My column from today's Liberal Democrat News.
Marring my Sunday
Sunday mornings were not made for television. They were made for having a lie in, for not shaving and for wandering into town, ordering a skinny latte and almond croissant and reading the papers. So you can imagine what a sacrifice it was for me to get up...
To be honest, I watched The Andrew Marr Show (BBC1) on Monday evening via the BBC IPlayer. I am glad that I did, because if I were compiling a list of the people I would not want to encounter first thing on a Sunday it would read pretty much: Peter Hitchens, Amanda Plattell, Clare Short. And that was the panel that opened the show by leafing through the Sunday papers – after we had seen Marr bombing round in an open-topped car like a poor man’s Simon Dee.
If a television programme has to fall back on talking about the day’s newspapers, that staple of cheap local radio, it is probably a sign that it has too much air time to fill. So we had to suffer Plattell dropping the names of everyone she knows (and conceivably several people she doesn’t), Hitchens settling a score with Keith Richards of the Rolling Stones from a few weeks back, and Short using her worst, whining “I am so obviously right I can hardly be bothered to argue with you” voice.
Things picked up after that – though they would have picked up if Bonnie Langford had come on to tap dance after that lot. Instead we had Douglas Alexander, now shadow foreign secretary after Ed Miliband’s post Alan Johnson reshuffle. He came over as calm, sensible and just a little dull. His “we must move on from Blair and Brown” means in effect “we must move on from Brown” as Blair has already been written out of Labour’s. Whether the new shadow chancellor will be so keen to move on from Brown is another question.

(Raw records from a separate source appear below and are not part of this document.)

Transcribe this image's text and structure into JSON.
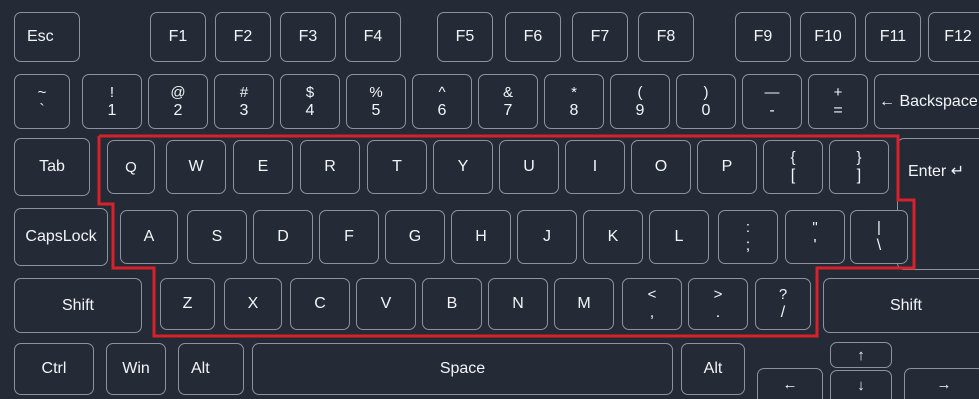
{
  "keyboard": {
    "row_fn": {
      "esc": "Esc",
      "f1": "F1",
      "f2": "F2",
      "f3": "F3",
      "f4": "F4",
      "f5": "F5",
      "f6": "F6",
      "f7": "F7",
      "f8": "F8",
      "f9": "F9",
      "f10": "F10",
      "f11": "F11",
      "f12": "F12"
    },
    "row_num": {
      "tilde": {
        "top": "~",
        "bottom": "`"
      },
      "k1": {
        "top": "!",
        "bottom": "1"
      },
      "k2": {
        "top": "@",
        "bottom": "2"
      },
      "k3": {
        "top": "#",
        "bottom": "3"
      },
      "k4": {
        "top": "$",
        "bottom": "4"
      },
      "k5": {
        "top": "%",
        "bottom": "5"
      },
      "k6": {
        "top": "^",
        "bottom": "6"
      },
      "k7": {
        "top": "&",
        "bottom": "7"
      },
      "k8": {
        "top": "*",
        "bottom": "8"
      },
      "k9": {
        "top": "(",
        "bottom": "9"
      },
      "k0": {
        "top": ")",
        "bottom": "0"
      },
      "minus": {
        "top": "—",
        "bottom": "-"
      },
      "equals": {
        "top": "+",
        "bottom": "="
      },
      "backspace": "← Backspace"
    },
    "row_q": {
      "tab": "Tab",
      "q": "Q",
      "w": "W",
      "e": "E",
      "r": "R",
      "t": "T",
      "y": "Y",
      "u": "U",
      "i": "I",
      "o": "O",
      "p": "P",
      "lbracket": {
        "top": "{",
        "bottom": "["
      },
      "rbracket": {
        "top": "}",
        "bottom": "]"
      },
      "enter": "Enter ↵"
    },
    "row_a": {
      "capslock": "CapsLock",
      "a": "A",
      "s": "S",
      "d": "D",
      "f": "F",
      "g": "G",
      "h": "H",
      "j": "J",
      "k": "K",
      "l": "L",
      "semicolon": {
        "top": ":",
        "bottom": ";"
      },
      "quote": {
        "top": "\"",
        "bottom": "'"
      },
      "backslash": {
        "top": "|",
        "bottom": "\\"
      }
    },
    "row_z": {
      "lshift": "Shift",
      "z": "Z",
      "x": "X",
      "c": "C",
      "v": "V",
      "b": "B",
      "n": "N",
      "m": "M",
      "comma": {
        "top": "<",
        "bottom": ","
      },
      "period": {
        "top": ">",
        "bottom": "."
      },
      "slash": {
        "top": "?",
        "bottom": "/"
      },
      "rshift": "Shift"
    },
    "row_bottom": {
      "ctrl": "Ctrl",
      "win": "Win",
      "lalt": "Alt",
      "space": "Space",
      "ralt": "Alt",
      "up": "↑",
      "left": "←",
      "down": "↓",
      "right": "→"
    }
  },
  "highlight_color": "#d7222b",
  "key_border_color": "#8c939e",
  "background_color": "#252b36"
}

Then it was on to the main event of the morning: an interview with a notably confident and aggressive Nick Clegg. It was clear that he has realised he needs to argue for the new regime on tuition fees and to counter the propaganda of the National Union of Students, which could put youngsters from poorer backgrounds off higher education even though they may well pay back less than they would under the scheme Labour introduced.
He also took on the “dinosaur ex-Labour MPs” in the Lords who blocking progress on the referendum on the Alternative Vote and redrawing of parliamentary constituencies: “It’s … been a principle of political reformers down the ages – by the way including the Chartists, great forerunners of the Labour Party – that every vote should be worth the same.”

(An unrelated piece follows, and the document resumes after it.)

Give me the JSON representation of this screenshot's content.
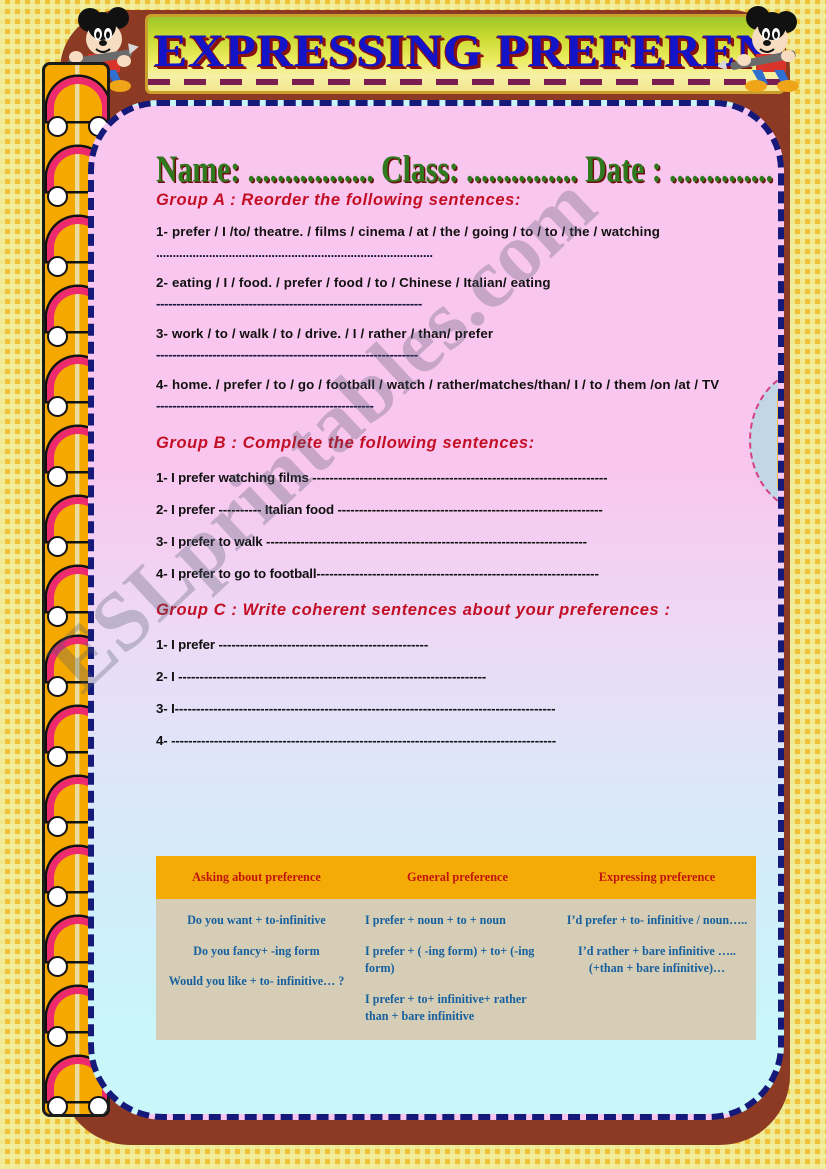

And Nick gave a signal that there is likely to be fundamental reform of the banking sector: “I think the banking system needs to be made safe. It can never again become such an oversized liability for the British economy. That's why I think there is a strong case to look at the way in which you can hive off or insulate very high-risk over-leveraged banking activities from low-risk, high street retail banking.”
One area where he did pull his punches was on the resignation of Andy Coulson. Later that day on The Politics Show (BBC1), Chris Huhne was less circumspect – he has said so much so forcibly about this affair in the past that he could not realistically go back on it.
Still, a Liberal Democrat environment secretary being asked to comment on the words of a Liberal Democrat deputy prime minister? That I should live to see such times!
In a pleasingly quirky touch, The Andrew Marr Show ended with a song from Teddy Thompson, the son of Richard and Linda Thompson. The failure of their marriage was depicted by Richard Thompson in a series of brilliant but gruelling LPs. Let’s hope that is not a metaphor for the Coalition.